Seiji Yamamoto is a classically trained Japanese chef who prepares astonishing Japanese cooking that is nothing like the Japanese cuisine I've encountered. I saw him give a video presentation in New York last month and was blown away. His food struck me as kaiseki-meets-molecular-gastronomy, mad science from Fernan Adria's Tokyo love child, dazzlingly creative, utterly fascinating -- and, yet, food that seemed as intrinsically Japanese as a hearty bowl of shoyu ramen. Above all, Seiji's cooking looked delicious. So I had to learn more.

I got my chance this week in Tokyo (I'm in Japan now). Seiji invited me to visit his kitchen at his 26-seat Roppongi district restaurant, called Ryu Gin. I expected counters packed with lab gear and stainless steel buckets billowing with liquid nitrogen smoke. What I saw were ten cooks working in the tight space, simmering dashi on the stovetop, shaving katsuo bushi, and gutting a freshly slaughtered two-foot long hamo eel, its toothy snout spiked to a cutting board, muscles still quivering beneath its silver skin. In other words, traditional Japanese fine cooking. Seiji, who is 37 years old and has cooked for 18 of them, stood to the side observing his team. A gracious man with a gentle smile, he wore a chef coat with oversize red buttons and a Japanese flag sewn over the right breast, a chef coat that dropped down to mid-thigh like an artist's smock. So where was the molecular gastronomy?
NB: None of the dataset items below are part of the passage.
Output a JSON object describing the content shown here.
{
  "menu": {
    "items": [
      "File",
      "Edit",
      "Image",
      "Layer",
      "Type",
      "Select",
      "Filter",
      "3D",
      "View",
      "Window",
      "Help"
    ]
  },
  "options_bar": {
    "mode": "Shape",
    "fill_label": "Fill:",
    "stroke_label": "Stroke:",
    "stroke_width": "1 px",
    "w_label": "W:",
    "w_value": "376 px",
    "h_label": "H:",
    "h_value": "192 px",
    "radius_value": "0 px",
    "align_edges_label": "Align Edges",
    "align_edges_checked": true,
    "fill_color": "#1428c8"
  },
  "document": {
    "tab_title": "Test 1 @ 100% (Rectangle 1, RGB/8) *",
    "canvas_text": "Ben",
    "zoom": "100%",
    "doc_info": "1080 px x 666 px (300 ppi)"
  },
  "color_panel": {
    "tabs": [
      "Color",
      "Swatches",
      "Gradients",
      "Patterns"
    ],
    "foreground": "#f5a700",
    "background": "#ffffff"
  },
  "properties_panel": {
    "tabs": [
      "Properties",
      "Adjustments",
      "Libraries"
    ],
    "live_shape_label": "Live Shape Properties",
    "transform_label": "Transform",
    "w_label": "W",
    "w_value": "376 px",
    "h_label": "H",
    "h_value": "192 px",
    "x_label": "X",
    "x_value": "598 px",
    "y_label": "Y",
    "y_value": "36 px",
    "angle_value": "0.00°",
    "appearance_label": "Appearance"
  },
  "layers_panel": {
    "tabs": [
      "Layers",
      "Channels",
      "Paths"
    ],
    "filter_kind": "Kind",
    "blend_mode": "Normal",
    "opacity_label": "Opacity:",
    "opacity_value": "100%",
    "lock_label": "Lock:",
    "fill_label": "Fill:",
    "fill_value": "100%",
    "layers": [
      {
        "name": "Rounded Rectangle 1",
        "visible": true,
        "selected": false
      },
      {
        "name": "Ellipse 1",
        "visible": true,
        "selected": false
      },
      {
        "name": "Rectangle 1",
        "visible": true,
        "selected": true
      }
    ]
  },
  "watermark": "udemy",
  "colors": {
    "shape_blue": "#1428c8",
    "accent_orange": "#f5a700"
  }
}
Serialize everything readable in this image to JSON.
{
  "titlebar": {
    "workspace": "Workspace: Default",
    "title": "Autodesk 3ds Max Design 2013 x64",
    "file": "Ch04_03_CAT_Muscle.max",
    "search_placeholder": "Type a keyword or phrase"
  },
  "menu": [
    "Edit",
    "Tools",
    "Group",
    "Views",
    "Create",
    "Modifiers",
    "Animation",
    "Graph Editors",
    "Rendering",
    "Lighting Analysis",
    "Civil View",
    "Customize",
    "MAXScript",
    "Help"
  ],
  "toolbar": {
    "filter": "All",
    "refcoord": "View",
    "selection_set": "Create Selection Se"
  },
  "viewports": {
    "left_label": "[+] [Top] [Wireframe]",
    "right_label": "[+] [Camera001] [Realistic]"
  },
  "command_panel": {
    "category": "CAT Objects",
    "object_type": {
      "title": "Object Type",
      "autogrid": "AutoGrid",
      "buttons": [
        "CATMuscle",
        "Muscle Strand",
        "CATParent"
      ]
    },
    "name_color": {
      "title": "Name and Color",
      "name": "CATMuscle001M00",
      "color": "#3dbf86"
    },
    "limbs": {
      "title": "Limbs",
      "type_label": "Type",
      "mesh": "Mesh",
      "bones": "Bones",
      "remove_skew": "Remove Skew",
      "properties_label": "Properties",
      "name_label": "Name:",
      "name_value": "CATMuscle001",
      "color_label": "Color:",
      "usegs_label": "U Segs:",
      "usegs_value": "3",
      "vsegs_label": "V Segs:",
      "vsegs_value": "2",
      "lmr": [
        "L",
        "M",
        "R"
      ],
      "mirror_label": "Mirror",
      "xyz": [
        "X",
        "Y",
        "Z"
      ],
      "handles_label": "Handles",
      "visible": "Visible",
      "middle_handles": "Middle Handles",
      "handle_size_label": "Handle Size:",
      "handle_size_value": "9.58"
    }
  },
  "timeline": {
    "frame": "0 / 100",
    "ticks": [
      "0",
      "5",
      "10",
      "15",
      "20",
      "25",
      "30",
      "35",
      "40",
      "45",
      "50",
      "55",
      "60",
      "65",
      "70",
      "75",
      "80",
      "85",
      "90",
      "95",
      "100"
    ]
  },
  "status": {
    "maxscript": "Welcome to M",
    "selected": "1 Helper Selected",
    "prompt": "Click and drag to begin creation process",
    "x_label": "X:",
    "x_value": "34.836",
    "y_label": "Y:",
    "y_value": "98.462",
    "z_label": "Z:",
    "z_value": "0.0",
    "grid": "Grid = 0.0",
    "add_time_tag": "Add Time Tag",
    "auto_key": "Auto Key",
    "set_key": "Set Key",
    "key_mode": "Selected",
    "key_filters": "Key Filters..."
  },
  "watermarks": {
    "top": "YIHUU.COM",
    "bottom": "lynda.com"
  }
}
That comes later, Seiji assured me. He explained that his approach is to build on a solid foundation of Japanese cuisine, then layer on other -- high tech -- techniques to achieve what his imagination conjures up.

What his imagination conjured was delicious, layered, complex, fragrant, breathtaking -- and hilarious. Dinner was a ten course tasting menu paired with two champagnes, a Mersault, a Burgundy and two unbelievable sakes from a tiny brewery in Fukushima prefecture. His restaurant was elegant, hushed and white tableclothed. But Seiji's cooking needled any "temple of fine dining" pretensions: Burdock root arrived shaped like a wine cork branded "Château Ryugin;" citrus infused "ice" and a "pearl" rested atop an oyster on the half-shell; abalone and clam were served in a clear glass vessel shaped like a half opened tuna can, with a real can opener by its side; a frozen "apple" cracked open to spill a power derived -- somehow -- from apple pie. The food was remarkable, fun -- but also fundamentally Japanese. Seiji devotion's to his ingredients (the maitre'd explained not only the provenance of his fish, but what said fish were eating before caught), his cooking in the moment, his deft execution all attested to that.

After dinner I returned to the kitchen. This time liquid nitrogen smoke indeed billowed from a stainless steel bucket. His goal, Seiji told me, is to expand what it means to cook Japanese cuisine. As we were talking I thought how his chef coat said it all. A Japanese flag on an artist's smock.